The conclusion of bilateral free trade agreement (FTA) talks between Vietnam and South Korea is an opportunity for the Southeast Asian country to ship goods to the Korean market and increase its export revenue, an official from the Vietnamese Ministry of Industry and Trade has said.
Under the trade pact, South Korea will for the first time open its doors for many Vietnamese export commodities such as garlic, ginger, honeybees and shrimp, Le An Hai, deputy head of the ministry’s Asian Market Agency, told Tuoi Tre (Youth) newspaper in an interview published Thursday.
The finalization of the FTA negotiations is the most significant success of Vietnamese Prime Minister Nguyen Tan Dung’s three-day visit to the East Asian country, which wrapped up on Friday, Deputy Foreign Minister Dang Minh Khoi told reporters last week.
The deal will make it easier for Vietnamese goods to enter South Korea, helping to take two-way trade to US$70 billion by 2020 and providing impetus for Korean investment in Vietnam, the deputy minister was quoted by the Vietnam News Agency as saying.
Vietnam and South Korea are slated to conclude talks on other technical issues and are likely to sign the trade pact in early 2015, Hai, from the trade ministry, said.
South Korea will cover 96.48 percent of imports from Vietnam under trade liberalization, whereas the Southeast Asian country will apply the framework to 92.75 percent of the total shipments from the East Asian country, the official said.
Trade liberalization is the removal of or reduction in the trade practices that thwart the free flow of goods and services from one nation to another. It includes dismantling tariffs such as duties, surcharges and export subsidies, as well as nontariff barriers like licensing regulations, quotas and arbitrary standards.
Vietnamese exports to South Korea will be subject to lower taxes than other countries that have not signed a free trade agreement with Seoul, Hai said.
Commodities such as agriculture and seafood products, textiles and garments, footwear and furniture will have a better chance to enter the South Korean market, Hai said.
“This is a huge opportunity for Vietnamese businesses to grab a greater market share,” he said. “Of course, the preparations and efforts of the Vietnamese exporters also matter.”
Many Vietnamese businesses have in fact failed to send their goods to South Korea thanks to technical barriers, instead of tax issues.
The FTA will create a dialogue mechanism between the two countries to minimize the number of such technical barriers.

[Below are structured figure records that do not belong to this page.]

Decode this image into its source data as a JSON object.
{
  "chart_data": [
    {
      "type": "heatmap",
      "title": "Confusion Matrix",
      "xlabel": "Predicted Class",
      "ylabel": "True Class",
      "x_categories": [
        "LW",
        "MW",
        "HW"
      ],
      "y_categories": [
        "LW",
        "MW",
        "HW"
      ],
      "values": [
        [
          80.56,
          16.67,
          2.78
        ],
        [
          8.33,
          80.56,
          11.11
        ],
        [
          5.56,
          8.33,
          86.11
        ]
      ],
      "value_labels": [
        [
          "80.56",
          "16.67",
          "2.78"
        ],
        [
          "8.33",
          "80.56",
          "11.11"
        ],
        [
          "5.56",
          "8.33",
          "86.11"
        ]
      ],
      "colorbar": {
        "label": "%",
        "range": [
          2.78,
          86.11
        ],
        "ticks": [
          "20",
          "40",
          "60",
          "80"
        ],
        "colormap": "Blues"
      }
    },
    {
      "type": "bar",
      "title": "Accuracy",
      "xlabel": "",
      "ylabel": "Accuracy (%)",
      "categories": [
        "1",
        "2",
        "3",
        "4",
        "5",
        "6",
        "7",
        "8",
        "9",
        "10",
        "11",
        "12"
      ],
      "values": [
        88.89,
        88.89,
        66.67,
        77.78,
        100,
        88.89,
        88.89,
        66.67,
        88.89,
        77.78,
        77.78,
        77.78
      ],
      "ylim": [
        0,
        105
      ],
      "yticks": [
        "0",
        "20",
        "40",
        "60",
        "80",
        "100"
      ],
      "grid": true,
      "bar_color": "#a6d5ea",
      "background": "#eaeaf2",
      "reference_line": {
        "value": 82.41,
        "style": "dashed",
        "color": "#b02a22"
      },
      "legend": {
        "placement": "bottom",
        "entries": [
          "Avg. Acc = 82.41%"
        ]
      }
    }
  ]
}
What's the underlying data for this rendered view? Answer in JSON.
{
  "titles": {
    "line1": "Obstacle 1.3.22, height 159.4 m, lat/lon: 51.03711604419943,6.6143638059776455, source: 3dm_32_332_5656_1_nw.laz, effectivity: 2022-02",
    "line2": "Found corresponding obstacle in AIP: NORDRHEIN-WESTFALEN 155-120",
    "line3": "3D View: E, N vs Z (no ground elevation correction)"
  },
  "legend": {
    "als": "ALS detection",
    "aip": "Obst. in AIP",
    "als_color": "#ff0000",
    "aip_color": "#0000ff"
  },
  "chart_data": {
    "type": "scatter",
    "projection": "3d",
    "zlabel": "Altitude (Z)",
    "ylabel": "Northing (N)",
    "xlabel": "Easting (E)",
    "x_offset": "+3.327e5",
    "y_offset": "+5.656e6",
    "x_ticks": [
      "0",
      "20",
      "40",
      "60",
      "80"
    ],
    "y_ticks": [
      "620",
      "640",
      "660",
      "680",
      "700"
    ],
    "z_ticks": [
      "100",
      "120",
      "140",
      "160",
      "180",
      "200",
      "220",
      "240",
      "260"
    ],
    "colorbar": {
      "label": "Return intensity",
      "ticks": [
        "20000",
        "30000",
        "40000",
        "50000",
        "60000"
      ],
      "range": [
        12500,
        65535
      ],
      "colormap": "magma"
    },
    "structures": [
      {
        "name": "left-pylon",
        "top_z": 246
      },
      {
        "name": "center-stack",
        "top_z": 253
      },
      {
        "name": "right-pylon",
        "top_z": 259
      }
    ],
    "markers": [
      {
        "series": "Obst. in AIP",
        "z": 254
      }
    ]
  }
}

“The two countries will have talks to work out solutions to problems regarding food safety standards or technical barriers,” he elaborated.
Asked if the FTA will widen Vietnam’s trade deficit with South Korea, Hai said this will happen, but is not an issue.
“Most of the imports are used to serve investment and manufacturing purposes, while consumer goods only account for a mere six percent of the total shipments,” he said.
“We only import necessary products and those that cannot be manufactured in Vietnam.”